The Independent's defense correspondent, Kim Sengupta reports that:
Kurdish leaders have been volubly complaining that these have been no match for the modern American weaponry the Islamist extremists picked up in huge numbers as the US trained Iraqi forces ran away.
When Isis had initially charged into Iraq from their Syrian strongholds, seizing huge swathes of territory, they did not, of course, have the Humvees and the Abrams tanks. What they used, to such great effect, were assorted mortars, rocket propelled grenade launchers, heavy machine-guns, anti-tank weapons. A significant proportion of the hardware was of Warsaw Pact origin.
These weapons had been supplied by the West and its allies, the Saudis, in late 2012 and early last year to the rebels in Syria fighting the Assad regime. No less than 3,000 tonnes of the stuff were reportedly shifted in 75 planeloads. They came from the same sources which are now being used by the British government to supply the Peshmerga forces desperately trying to combat one of the beneficiaries, Isis, of the previous airlift.
It would almost be comical were it not for the death and misery that has resulted. Sengupta points out that there are two lessons to be learned from this tragic farce: firstly, that a poorly armed but highly-motivated fighting force (ISIS) will defeat a better-equipped but poorly-led and demoralized one (the ill-paid troops of Maliki's corrupt and sectarian regime).
Secondly, that when you start shipping vast quantities of armaments into a war-zone, it's almost impossible to keep track of them. Where the arms go and to whom becomes entirely unpredictable.
And so it is that the allies of the West (the Kurds) are less well equipped than the West's sworn enemies (ISIS) who are now rocking Humvees, Abrams tanks and anything else that came in the deadly goody-bag that Uncle Sam provided to the Iraqi army.
Sengupta writes:
In the case of the east European arms for the rebels, it was not even clear if the West knew who they were destined for. The consignments came from Croatia, which has vast stockpiles of kit, a lot of it from the Yugoslav civil war. The Croatian government denied this at the time, but ample proof has emerged of the country’s role in the trade. The arms were flown from Zagreb by Ilyushin jets of a Jordanian air cargo company, mainly into Jordan, but also into Turkey, before being moved to Syria.
...
Western officials stated at the time of the previous shipments that were for the Free Syrian Army (FSA) the umbrella group, a dysfunctional one at the time, of the more moderate fighters against the regime amid great clamour in western Europe and the US that they should be armed.

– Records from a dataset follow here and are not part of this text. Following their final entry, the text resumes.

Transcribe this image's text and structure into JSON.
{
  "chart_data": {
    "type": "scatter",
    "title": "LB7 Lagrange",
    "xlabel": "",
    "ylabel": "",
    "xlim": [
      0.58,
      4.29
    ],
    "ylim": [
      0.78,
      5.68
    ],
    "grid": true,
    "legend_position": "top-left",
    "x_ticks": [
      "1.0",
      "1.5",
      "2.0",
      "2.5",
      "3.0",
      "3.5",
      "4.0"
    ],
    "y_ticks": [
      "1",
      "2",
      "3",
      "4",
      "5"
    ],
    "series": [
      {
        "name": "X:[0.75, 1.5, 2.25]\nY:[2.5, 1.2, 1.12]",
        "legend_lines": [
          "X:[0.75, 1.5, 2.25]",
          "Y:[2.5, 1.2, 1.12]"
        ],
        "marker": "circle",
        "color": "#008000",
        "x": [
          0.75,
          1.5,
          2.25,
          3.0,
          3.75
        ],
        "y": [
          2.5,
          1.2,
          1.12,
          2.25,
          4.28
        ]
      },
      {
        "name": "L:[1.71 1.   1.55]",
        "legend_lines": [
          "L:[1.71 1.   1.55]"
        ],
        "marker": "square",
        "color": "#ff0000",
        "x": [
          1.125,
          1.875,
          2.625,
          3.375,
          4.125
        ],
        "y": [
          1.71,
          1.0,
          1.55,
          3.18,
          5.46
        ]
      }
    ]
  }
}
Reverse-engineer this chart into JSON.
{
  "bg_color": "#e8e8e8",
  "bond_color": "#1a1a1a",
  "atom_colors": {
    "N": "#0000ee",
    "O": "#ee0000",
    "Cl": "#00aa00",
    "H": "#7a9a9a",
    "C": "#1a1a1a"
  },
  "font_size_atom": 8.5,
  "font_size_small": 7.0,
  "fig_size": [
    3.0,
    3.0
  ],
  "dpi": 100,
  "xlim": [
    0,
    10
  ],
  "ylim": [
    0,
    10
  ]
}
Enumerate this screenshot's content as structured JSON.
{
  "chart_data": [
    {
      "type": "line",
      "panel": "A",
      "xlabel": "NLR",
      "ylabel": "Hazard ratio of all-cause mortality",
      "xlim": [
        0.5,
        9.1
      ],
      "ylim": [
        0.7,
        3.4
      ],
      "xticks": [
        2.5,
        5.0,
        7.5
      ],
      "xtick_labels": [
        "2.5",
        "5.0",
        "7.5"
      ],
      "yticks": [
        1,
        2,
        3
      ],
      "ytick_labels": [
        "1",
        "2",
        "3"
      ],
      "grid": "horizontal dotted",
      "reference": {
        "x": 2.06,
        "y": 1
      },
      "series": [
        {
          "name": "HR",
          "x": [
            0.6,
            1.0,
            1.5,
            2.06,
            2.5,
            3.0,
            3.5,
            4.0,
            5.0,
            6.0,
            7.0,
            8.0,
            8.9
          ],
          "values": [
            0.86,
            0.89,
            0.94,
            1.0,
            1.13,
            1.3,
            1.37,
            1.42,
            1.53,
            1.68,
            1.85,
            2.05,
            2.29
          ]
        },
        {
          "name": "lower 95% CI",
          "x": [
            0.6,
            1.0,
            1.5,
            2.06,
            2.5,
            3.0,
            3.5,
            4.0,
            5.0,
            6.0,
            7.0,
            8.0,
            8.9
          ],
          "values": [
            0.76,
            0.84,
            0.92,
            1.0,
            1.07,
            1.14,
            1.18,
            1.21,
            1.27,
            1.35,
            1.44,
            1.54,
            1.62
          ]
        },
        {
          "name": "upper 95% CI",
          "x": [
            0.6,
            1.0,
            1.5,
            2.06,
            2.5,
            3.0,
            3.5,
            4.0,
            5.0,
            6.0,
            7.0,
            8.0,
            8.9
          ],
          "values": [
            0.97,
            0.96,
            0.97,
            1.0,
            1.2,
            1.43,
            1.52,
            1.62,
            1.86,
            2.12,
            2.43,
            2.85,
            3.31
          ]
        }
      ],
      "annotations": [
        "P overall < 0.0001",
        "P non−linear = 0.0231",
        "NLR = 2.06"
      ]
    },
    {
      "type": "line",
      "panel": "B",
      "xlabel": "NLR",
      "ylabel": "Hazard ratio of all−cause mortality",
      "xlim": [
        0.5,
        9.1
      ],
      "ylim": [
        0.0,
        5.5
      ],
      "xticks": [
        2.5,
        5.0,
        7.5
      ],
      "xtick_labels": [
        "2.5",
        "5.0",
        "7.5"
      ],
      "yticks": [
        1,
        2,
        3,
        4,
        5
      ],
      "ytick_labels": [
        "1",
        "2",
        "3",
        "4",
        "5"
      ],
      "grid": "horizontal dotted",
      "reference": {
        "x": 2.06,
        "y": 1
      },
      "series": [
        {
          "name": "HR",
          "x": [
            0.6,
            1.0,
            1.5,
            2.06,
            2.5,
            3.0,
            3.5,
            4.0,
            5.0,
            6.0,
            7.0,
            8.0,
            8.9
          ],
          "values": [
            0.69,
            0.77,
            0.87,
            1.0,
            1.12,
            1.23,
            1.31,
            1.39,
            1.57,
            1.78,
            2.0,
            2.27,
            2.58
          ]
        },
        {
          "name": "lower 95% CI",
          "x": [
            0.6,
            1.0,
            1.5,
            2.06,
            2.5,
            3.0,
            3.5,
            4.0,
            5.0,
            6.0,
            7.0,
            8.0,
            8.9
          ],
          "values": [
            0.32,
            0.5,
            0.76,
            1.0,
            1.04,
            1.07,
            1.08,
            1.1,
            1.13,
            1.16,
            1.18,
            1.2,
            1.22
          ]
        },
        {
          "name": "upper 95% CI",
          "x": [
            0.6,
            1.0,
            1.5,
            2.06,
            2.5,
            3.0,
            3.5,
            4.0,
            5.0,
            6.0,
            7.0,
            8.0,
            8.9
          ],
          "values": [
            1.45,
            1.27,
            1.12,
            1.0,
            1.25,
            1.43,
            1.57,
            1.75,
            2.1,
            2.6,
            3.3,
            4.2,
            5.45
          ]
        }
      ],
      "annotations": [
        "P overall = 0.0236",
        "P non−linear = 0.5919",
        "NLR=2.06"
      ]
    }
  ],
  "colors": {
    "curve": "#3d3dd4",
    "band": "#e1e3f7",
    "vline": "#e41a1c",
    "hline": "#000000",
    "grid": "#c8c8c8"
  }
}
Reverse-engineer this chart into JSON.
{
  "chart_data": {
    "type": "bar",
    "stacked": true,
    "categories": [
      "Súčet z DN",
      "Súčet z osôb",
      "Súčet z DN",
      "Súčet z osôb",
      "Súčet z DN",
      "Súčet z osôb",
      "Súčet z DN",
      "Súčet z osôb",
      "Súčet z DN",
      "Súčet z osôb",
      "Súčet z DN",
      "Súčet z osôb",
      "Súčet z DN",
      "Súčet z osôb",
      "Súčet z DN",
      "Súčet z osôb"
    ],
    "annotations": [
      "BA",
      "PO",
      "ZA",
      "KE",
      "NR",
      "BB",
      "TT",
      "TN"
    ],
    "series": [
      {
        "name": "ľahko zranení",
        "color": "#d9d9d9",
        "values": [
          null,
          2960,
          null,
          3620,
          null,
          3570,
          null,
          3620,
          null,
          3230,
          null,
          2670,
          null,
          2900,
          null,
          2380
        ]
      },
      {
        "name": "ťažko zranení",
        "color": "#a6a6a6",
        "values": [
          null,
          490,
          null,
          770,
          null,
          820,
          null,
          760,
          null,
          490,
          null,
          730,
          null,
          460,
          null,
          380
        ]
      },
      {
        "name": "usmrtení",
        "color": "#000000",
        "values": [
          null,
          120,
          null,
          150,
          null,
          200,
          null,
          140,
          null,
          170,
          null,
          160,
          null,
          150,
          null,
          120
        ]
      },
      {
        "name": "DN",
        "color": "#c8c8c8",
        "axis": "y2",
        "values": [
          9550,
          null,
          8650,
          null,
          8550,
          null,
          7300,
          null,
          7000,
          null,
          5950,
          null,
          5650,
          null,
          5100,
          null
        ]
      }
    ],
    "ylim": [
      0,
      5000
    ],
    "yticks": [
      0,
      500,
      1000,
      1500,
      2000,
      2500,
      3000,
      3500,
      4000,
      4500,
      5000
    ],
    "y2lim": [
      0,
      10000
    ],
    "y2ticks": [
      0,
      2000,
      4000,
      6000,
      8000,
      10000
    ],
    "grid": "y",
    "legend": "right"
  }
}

CIA and MI6 officials helped arranged the purchase and transport. But the bulk of the money had come from Saudi Arabia which was nurturing the more extreme jihadist groups, including Isis in the early stages of its formation.
That's just swell; America's great ally, the Kingdom of Saudi Arabia is involved: the fundamentalist, misogynist hellhole that produced most of the 9/11 attackers and funds most of the world's Wahhabi
madrassas; the country that gave us public beheadings, absolute monarchy, the Taliban, Osama Bin Laden and the
whipping and jailing of rape-victims. What could possibly go wrong with
that?
Sengupta concludes:
In Syria I remember rebel commanders, more moderate ones, speaking excitedly about the consignments of eastern European arms. One, in the town of Al-Baab displaying a Yugoslav anti-tank weapon, it was, he proudly pointed out, an M79 Osa.
Six months later when I was back in Syria, at the same time Barack Obama was supposed to be bombing the Assad regime, the commander and his colleagues in al-Baab were talking about the march of Isis, how they were taking over town after town from other rebel groups, seizing arms from other khatibas (battalions), and also receiving increasing supplies from the Gulf Arabs.
Al-Baab fell a week later to Isis, the local battalion fought as hard as they had done against the regime forces, but they were outnumbered and lost; some of them, men I had come to regard as friends, died. As Isis swept into swept into Iraq, blogging sites focusing on such matters, showed the type of weaponry they were using, including, I noticed, Osa anti-tank weapons.